Plot summary (from the studio): 127 Hours is the true story of mountain climber Aron Ralston’s (James Franco) remarkable adventure to save himself after a fallen boulder crashes on his arm and traps him in an isolated canyon in Utah. Over the next five days Ralston examines his life and survives the elements to finally discover he has the courage and the wherewithal to extricate himself by any means necessary, scale a 65 foot wall and hike over eight miles before he is finally rescued.
Throughout his journey, Ralston recalls friends, lovers (Clemence Popesy), family, and the two hikers (Amber Tamblyn and Kate Mara) he met before his accident. Will they be the last two people he ever had the chance to meet?
A visceral thrilling story that will take an audience on a never before experienced journey and prove what we can do when we choose life.
Warning: Spoilers below!
- I was totally, utterly captivated for the first 30 minutes of this film. Danny Boyle set the story up extremely well, and showed us precisely the kind of person Aron was without going into long, boring exposition. It was amazing!
- The fall sequence was positively breathtaking. I’m not sure how they filmed it, but it looked so real that I caught my breath and said, “Oh my god!” out loud — even though I knew full well what this movie was about. Wow.

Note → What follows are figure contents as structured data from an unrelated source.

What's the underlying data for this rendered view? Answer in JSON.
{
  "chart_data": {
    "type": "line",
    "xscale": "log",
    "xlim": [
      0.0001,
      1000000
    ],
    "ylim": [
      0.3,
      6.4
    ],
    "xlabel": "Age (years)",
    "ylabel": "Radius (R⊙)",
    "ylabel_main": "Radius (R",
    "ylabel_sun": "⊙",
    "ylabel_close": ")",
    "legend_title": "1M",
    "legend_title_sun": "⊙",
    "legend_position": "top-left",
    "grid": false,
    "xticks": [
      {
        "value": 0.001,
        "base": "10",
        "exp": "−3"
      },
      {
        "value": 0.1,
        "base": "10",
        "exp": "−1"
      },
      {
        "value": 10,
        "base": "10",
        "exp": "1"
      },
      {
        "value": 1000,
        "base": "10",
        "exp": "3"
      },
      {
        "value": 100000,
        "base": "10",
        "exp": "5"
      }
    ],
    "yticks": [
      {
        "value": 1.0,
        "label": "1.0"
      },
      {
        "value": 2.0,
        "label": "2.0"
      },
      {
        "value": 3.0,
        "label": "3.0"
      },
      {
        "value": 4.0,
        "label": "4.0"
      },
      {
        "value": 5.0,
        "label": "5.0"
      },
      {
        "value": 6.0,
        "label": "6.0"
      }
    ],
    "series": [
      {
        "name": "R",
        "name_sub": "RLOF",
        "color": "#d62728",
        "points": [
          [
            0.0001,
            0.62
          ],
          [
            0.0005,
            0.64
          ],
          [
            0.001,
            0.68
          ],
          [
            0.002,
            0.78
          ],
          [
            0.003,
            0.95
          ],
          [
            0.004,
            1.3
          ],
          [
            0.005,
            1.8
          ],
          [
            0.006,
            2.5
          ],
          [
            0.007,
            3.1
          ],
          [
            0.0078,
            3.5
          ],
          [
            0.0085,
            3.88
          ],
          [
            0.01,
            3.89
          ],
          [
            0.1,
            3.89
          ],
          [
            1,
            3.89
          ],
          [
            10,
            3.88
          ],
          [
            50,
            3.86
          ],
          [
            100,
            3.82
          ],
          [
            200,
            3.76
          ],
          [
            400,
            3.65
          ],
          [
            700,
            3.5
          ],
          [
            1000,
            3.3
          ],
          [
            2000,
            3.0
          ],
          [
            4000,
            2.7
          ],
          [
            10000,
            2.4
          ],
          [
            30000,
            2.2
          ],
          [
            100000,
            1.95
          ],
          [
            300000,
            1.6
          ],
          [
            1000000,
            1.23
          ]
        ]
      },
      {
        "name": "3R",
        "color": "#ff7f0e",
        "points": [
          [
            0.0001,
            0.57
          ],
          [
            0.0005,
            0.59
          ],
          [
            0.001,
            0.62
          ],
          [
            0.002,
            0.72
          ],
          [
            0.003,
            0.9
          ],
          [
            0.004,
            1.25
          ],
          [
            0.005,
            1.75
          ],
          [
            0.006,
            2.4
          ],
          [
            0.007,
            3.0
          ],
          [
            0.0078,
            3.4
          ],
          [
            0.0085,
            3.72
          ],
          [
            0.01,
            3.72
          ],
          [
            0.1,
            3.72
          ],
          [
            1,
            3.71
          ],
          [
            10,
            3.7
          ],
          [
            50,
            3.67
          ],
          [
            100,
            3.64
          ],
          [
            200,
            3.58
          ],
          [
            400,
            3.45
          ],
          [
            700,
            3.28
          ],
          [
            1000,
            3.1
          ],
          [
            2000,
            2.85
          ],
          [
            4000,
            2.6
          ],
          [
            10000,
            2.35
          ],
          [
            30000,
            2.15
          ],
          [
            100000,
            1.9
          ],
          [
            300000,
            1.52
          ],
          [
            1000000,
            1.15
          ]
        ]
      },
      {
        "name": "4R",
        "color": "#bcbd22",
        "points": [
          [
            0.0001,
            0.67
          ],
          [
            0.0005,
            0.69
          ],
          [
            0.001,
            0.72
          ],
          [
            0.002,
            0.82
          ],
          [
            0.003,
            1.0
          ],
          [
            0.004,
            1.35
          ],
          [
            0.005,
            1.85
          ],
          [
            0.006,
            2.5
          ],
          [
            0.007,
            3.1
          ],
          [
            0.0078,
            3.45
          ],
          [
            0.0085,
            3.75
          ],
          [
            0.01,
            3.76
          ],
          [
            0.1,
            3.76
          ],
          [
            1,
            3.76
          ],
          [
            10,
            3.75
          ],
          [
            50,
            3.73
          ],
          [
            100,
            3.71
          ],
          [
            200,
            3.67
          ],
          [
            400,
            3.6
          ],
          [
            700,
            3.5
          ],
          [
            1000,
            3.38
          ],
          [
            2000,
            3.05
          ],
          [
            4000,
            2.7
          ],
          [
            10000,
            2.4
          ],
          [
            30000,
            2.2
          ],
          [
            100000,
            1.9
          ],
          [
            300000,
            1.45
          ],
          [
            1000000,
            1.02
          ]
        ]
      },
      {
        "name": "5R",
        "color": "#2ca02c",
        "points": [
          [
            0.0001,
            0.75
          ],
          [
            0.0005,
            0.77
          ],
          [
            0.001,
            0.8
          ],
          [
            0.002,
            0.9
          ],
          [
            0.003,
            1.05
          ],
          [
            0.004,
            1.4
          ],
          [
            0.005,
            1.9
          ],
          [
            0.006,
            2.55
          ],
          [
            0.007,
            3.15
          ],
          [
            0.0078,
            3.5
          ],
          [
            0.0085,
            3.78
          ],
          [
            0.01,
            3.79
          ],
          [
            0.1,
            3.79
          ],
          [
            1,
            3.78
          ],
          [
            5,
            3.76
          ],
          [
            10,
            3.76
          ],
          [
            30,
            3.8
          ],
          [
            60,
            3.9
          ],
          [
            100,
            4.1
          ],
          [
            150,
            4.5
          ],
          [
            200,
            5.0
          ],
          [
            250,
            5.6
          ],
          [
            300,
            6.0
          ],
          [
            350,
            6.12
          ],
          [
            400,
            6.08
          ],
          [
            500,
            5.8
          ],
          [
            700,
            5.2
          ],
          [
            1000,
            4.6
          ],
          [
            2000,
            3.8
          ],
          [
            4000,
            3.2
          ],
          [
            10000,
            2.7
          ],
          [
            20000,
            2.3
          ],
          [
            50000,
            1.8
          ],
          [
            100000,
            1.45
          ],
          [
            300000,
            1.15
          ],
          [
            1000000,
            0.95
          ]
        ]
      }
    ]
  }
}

- Let’s face it: this was a totally inspiring story. Can you imagine being trapped for five days in a standing position with your arm completely crushed like that? All by yourself, knowing that it’s very unlikely anyone is even looking for you. Most people would have withered up and died. I know I would have. But Aron deserves a ton of credit for not only realizing what needed to be done but for having the strength and courage to actually go through with it. How many of us could intentionally break our arms and then saw through the flesh with a dull blade? One in a 100 probably — and Aron happened to be that guy.
- I’m not sure how close to reality this film was or how much Aron admitted in his book, but I loved that he never once felt sorry for himself. He got pissed, he got frustrated and angry, yeah. But he never melted down and had a “Why me?” pity party. Again, that was so completely opposite of how I would have handled things that I can’t help but appreciate it.
- The second act of this film dragged a little bit. Admittedly, sustaining the second act is a tall task for EVERY film, and was made even more difficult here because the filmmakers couldn’t introduce extra characters or new conflicts. The flashbacks and hallucinations got to be a bit boring — but I guess that’s to be expected when the scope is so narrow.
- I thought there would have been more of a physical reaction when Aron intentionally broke his arm so he could start sawing. I mean, he grimaced in pain, but that was it. I figured he would scream or cry or at least need a few moments to gather himself afterward. Instead, he just started attacking with the multi-tool. Maybe he was too weak at that point to muster up much of a reaction, but it still seemed odd to me.
I’m not sure why I waited so long to see 127 Hours, but I’m glad I finally got around to it. Plenty of films splash the word “Triumphant” across their promotional ads and posters, but few actually live up to that billing. This one does for sure, which is why I give it 4 stars out of 5.